Sous ce terme faussement monolithique se cache une impressionnante diversité (historique, technique, thématique, idéologique) qui a donné lieu à un corpus bibliographique d’une ampleur insondable dans lequel la bande dessinée a décliné le phénomène guerrier sous d’innombrables formes. Toutes les guerres, qu’elles soient antiques, médiévales, modernes, totales, mondiales, froides, coloniales, des gangs, des mondes ou de super-héros, ont été dépeintes sous toutes les approches imaginables : historiques, politiques, pédagogiques, réalistes, fantaisistes, humoristiques, héroïques, propagandistes, antimilitaristes, etc.
S’il fallait se demander pourquoi la guerre est si présente dans la bande dessinée, sans doute faudrait-il alors rappeler qu’en tant que creuset de l’histoire de l’humanité, la guerre fait l’objet d’une constante fascination à laquelle aucun art ni média n’a jamais su résister ni échapper.

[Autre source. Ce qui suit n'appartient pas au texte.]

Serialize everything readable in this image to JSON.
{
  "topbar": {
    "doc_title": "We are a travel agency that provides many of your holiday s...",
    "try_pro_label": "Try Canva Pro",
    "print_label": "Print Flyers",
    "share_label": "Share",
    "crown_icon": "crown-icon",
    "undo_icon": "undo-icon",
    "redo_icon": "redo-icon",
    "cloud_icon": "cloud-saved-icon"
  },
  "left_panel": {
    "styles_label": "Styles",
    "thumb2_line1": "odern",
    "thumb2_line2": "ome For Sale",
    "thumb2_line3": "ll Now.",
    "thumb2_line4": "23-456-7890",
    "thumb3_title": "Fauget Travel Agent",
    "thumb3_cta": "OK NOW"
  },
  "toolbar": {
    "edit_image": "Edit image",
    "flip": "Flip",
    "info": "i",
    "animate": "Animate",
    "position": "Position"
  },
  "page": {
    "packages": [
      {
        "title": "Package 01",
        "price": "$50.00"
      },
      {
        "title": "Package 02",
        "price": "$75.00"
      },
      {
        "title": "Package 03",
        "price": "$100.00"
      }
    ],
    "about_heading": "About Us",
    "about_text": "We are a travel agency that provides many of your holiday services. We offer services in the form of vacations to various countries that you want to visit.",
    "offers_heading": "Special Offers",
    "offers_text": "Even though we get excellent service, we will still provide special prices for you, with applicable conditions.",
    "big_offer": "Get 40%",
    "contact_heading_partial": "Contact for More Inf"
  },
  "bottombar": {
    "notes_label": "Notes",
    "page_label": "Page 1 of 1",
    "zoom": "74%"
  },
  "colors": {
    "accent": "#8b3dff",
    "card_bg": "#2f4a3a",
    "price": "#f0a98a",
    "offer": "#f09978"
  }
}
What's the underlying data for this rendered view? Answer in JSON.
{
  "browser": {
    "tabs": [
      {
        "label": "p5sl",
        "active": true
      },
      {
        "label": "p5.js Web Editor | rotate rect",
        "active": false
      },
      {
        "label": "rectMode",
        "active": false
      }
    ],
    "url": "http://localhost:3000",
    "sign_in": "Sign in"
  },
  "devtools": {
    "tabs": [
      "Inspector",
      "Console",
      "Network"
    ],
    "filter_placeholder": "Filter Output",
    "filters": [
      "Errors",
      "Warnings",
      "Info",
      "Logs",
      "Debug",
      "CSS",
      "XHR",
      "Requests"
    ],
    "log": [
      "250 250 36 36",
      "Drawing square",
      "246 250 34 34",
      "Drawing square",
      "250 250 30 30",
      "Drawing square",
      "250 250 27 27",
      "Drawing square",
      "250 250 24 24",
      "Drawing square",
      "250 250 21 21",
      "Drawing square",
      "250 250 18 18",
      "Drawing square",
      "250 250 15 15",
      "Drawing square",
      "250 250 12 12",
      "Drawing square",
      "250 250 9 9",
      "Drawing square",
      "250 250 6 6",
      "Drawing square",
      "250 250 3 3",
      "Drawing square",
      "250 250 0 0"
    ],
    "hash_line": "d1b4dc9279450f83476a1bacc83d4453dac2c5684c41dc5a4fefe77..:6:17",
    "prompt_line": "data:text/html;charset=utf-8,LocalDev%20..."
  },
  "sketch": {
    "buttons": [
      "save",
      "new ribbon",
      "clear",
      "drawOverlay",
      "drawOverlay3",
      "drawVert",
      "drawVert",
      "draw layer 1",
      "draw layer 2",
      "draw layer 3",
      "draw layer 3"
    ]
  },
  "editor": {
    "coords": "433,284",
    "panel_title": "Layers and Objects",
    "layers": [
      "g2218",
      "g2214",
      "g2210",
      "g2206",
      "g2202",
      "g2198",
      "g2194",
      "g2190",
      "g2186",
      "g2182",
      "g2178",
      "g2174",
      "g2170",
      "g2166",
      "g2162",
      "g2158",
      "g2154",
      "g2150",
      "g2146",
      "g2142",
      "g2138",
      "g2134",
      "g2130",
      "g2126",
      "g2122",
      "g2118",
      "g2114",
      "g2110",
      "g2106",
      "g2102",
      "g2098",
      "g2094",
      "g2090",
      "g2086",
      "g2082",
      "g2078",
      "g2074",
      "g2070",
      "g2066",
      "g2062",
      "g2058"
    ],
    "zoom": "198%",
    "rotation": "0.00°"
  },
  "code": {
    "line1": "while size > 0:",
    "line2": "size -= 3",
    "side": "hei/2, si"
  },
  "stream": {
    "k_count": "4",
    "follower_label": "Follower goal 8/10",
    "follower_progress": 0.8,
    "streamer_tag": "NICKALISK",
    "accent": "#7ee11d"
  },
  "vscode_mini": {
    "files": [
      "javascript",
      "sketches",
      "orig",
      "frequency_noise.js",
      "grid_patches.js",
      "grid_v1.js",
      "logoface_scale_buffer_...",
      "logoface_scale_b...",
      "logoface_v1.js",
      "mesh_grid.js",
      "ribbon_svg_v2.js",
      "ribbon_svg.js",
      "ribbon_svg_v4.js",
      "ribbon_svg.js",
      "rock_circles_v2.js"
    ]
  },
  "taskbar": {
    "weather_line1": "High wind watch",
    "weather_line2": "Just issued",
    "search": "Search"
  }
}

Pétrie du « caractère essentiel du sacré » (Caillois), la guerre est l’une des rares puissances propres à faire et à défaire des empires et des civilisations. Théâtre de toutes les passions, des plus viles aux plus nobles, et spectacle de toutes les déraisons, la guerre est aussi porteuse de valeurs universelles telles que le patriotisme, l’héroïsme, la fraternité, la virilité, la force, le courage, le sacrifice ou l’esprit d’aventure. Chargée de l’électricité qui galvanise les pulsions de vie et de mort qui œuvrent au cœur de la psyché des hommes, la guerre suscite l’exaltation autant que la répulsion.
Aussi généralistes que peuvent être ces propos préliminaires, ils contribuent déjà à expliquer pourquoi un médium narrativo-visuel comme la bande dessinée a immédiatement cédé au chant des sirènes de la guerre. En second lieu, il convient d’ajouter que la bande dessinée a longtemps été produite conjointement à des organes de presse généraliste et donc pensée comme un média culturel populaire dans lequel le sensationnel y était accueilli avec complaisance. Enfin, il faut se garder d’oublier que la bande dessinée s’est longtemps adressée en priorité à un lectorat juvénile et masculin volontiers attiré par l’aventure, l’action et les faits d’armes. L’addition de tous ces ingrédients aide à comprendre en quoi la guerre constitue l’un des sujets fétiches du neuvième art, un véritable pivot thématique et générique qui l’accompagne depuis ses débuts.